Is there a more efficient way to do this? I've seen someone use a boolean array with all possible coordinates, like so:

bool occupied[nMax][nMax];          // true if lattice site is occupied
for (int y = -rMax; y <= rMax; y++)
        for (int x = -rMax; x <= rMax; x++)
            occupied[index(y)][index(x)] = false;

But, in my program the number of dimensions is unknown, so would an approach such as:

typedef std::vector<std::vector<long int>> WalkVec;
WalkVec walk(1, std::vector<long int>(dof,0));
siteVisited = false; counter = 0;  
            while (counter < (walkVec.back().size()-1))
            {
                tdof = 1;
                while (tdof <= dimensions)
                {

                    if (walkHist.back().at(tdof-1) == walkHist.at(counter).at(tdof-1) || walkHist.back().at(tdof-1) == 0)
                    {
                        siteVisited = true;
                    }
                    else
                    {
                        siteVisited = false;
                        break;
                    }
                    tdof++;
                }

work where dof if the number of dimensions. (the check for zero checks if the position is the origin. Three zero coordinates, or three visited coordinates on the same step is the only way to make it true) Is there a more efficient way of doing it?


Solution

  • You can do this check in O(log n) or O(1) time using STL's set or unordered_set respectively. The unordered_set container requires you to write a custom hash function for your coordinates, while the set container only needs you to provide a comparison function. The set implementation is particularly easy, and logarithmic time should be fast enough:

    #include <iostream>
    #include <set>
    #include <vector>
    #include <cassert>
    
    class Position {
    public:
        Position(const std::vector<long int> &c)
            : m_coords(c) { }
    
        size_t dim() const { return m_coords.size(); }
        bool operator <(const Position &b) const {
            assert(b.dim() == dim());
            for (size_t i = 0; i < dim(); ++i) {
                if (m_coords[i] < b.m_coords[i])
                    return true;
                if (m_coords[i] > b.m_coords[i])
                    return false;
            }
            return false;
        }
    
    private:
        std::vector<long int> m_coords;
    };
    
    int main(int argc, const char *argv[])
    {
        std::set<Position> visited;
        std::vector<long int> coords(3, 0);
        visited.insert(Position(coords));
    
        while (true) {
            std::cout << "x, y, z: ";
            std::cin >> coords[0] >> coords[1] >> coords[2];
            Position candidate(coords);
            if (visited.find(candidate) != visited.end())
                std::cout << "Aready visited!" << std::endl;
            else
                visited.insert(candidate);
        }
        return 0;
    }
    

    Of course, as iavr mentions, any of these approaches will require O(n) storage.

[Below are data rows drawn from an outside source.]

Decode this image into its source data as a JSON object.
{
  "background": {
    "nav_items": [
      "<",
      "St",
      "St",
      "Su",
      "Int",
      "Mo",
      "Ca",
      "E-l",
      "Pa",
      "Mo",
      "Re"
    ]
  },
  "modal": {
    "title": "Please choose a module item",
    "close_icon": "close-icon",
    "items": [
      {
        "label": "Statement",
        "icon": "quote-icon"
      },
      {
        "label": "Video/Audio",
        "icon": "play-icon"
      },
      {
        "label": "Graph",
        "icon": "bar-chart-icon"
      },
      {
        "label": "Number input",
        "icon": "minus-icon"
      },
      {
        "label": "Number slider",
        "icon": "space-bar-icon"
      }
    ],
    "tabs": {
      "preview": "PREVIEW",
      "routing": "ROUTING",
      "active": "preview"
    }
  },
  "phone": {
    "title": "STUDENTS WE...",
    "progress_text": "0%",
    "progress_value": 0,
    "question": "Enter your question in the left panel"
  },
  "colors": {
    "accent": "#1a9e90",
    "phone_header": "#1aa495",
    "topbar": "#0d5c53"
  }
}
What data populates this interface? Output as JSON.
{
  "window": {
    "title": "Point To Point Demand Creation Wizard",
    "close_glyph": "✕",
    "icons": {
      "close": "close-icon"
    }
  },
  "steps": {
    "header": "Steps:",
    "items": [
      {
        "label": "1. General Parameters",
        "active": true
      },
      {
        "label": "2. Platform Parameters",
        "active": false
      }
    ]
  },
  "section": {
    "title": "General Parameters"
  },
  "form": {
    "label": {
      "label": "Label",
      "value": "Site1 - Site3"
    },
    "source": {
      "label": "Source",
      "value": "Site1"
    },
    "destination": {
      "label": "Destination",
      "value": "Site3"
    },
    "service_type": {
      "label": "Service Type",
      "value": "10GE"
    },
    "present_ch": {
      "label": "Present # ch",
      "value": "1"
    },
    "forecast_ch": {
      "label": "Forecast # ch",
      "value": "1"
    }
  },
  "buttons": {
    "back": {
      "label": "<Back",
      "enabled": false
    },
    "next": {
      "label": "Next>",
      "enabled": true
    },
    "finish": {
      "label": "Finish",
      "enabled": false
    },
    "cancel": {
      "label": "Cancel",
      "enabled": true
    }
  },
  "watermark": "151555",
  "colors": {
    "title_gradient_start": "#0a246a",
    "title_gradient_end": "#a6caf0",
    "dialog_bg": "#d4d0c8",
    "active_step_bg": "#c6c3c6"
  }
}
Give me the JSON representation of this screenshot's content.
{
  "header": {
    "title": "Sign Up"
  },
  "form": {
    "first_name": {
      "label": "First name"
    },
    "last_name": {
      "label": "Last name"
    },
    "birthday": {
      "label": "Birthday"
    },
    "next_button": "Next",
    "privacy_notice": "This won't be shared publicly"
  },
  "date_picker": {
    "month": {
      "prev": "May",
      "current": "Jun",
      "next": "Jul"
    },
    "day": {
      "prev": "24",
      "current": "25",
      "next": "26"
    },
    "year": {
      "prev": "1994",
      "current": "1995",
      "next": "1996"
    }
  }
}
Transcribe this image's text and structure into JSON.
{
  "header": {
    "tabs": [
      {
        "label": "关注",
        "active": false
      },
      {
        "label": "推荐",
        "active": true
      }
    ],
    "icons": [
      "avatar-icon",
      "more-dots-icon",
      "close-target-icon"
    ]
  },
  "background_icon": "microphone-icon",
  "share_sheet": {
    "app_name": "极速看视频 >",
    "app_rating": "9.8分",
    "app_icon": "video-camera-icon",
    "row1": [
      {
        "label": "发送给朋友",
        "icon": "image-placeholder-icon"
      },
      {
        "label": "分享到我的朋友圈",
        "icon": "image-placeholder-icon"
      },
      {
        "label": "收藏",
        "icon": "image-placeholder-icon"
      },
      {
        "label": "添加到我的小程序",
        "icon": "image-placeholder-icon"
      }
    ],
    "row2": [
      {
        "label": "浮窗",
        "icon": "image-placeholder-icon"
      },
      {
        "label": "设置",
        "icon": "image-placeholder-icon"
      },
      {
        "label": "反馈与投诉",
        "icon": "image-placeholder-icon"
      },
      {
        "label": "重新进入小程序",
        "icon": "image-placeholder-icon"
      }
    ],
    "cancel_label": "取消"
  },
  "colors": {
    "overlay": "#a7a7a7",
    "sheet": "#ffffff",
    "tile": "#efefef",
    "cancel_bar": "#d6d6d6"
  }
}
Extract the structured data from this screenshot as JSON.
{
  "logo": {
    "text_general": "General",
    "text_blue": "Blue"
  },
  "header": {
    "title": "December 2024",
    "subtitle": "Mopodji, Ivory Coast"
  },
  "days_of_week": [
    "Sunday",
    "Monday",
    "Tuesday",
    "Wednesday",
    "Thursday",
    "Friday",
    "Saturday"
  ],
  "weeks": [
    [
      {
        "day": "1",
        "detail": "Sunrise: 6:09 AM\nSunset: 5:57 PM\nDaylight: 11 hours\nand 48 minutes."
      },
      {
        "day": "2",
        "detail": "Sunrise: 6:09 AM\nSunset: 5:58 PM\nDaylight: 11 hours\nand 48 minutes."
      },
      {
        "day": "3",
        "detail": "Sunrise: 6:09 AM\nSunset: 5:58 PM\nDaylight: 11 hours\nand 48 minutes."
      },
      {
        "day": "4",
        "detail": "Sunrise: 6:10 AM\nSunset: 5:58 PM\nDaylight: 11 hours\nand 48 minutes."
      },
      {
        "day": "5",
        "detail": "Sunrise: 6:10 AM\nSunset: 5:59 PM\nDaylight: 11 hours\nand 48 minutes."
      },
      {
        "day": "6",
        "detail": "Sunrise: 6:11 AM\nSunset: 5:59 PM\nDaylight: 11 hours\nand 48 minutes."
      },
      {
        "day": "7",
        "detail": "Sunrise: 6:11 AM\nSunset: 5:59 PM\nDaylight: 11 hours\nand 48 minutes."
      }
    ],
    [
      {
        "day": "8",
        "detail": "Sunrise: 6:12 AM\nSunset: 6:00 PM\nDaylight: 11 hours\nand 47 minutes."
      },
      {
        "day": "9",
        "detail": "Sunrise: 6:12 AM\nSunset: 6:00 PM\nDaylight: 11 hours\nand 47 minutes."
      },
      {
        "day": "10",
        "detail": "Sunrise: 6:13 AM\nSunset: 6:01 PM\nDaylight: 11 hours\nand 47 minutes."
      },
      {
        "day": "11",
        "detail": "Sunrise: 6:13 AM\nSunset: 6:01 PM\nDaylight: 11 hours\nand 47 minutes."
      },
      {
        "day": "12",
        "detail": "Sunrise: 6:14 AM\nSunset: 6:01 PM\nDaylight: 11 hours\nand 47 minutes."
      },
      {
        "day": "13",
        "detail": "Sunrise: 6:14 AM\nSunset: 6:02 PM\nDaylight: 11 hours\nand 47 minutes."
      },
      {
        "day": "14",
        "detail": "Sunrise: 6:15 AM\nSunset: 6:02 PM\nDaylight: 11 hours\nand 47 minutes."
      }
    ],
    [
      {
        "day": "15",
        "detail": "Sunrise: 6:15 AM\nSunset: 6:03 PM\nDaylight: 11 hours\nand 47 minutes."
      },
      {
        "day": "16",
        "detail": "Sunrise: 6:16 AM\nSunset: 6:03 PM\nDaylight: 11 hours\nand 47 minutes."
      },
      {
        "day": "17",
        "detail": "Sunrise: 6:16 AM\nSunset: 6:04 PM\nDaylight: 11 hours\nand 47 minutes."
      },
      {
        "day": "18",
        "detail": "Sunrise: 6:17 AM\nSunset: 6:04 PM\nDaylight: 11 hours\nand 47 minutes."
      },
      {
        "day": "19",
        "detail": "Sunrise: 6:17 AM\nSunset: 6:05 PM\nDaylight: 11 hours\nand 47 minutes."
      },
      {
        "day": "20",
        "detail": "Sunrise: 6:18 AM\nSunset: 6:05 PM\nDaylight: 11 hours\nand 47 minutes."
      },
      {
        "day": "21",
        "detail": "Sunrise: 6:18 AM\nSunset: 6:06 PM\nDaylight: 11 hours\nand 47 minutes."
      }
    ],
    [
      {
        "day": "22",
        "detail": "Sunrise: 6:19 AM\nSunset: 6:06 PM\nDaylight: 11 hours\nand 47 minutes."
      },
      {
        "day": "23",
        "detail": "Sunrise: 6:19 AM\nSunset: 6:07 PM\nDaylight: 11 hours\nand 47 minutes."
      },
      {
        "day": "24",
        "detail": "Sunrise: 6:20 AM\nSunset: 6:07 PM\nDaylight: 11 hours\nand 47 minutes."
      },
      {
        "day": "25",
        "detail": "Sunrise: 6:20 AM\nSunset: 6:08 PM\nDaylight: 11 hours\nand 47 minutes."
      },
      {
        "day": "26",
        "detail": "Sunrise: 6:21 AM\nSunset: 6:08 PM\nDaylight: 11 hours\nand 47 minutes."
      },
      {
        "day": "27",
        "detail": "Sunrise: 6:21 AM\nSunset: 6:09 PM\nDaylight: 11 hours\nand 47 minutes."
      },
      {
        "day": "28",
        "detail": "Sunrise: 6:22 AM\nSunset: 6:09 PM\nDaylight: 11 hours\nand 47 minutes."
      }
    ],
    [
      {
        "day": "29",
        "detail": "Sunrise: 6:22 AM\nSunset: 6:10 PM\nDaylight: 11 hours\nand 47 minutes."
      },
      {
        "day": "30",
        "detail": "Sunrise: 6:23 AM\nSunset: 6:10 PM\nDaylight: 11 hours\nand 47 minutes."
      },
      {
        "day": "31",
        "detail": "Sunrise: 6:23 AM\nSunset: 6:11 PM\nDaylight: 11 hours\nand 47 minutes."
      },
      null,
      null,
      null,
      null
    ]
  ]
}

    Edit: The basic idea here is very simple. The goal is to store all the visited locations in a way that allows you to quickly check if a particular location has been visited. Your solution had to scan through all the visited locations to do this check, which makes it O(n), where n is the number of visited locations. To do this faster, you need a way to rule out most of the visited locations so you don't have to compare against them at all.

    You can understand my set-based solution by thinking of a binary search on a sorted array. First you come up with a way to compare (sort) the D-dimensional locations. That's what the Position class' < operator is doing. As iavr pointed out in the comments, this is basically just a lexicographic comparison. Then, when all the visited locations are sorted in this order, you can run a binary search to check if the candidate point has been visited: you recursively check if the candidate would be found in the upper or lower half of the list, eliminating half of the remaining list from comparison at each step. This halving of the search domain at each step gives you logarithmic complexity, O(log n).

    The STL set container is just a nice data structure that keeps your elements in sorted order as you insert and remove them, ensuring insertion, removal, and queries are all fast. In case you're curious, the STL implementation I use uses a red-black tree to implement this data structure, but from your perspective this is irrelevant; all that matters is that, once you give it a way to compare elements (the < operator), inserting elements into the collection (set::insert) and asking if an element is in the collection (set::find) are O(log n). I check against the origin by just adding it to the visited set--no reason to treat it specially.

    The unordered_set is a hash table, an asymptotically more efficient data structure (O(1)), but a harder one to use because you must write a good hash function. Also, for your application, going from O(n) to O(log n) should be plenty good enough.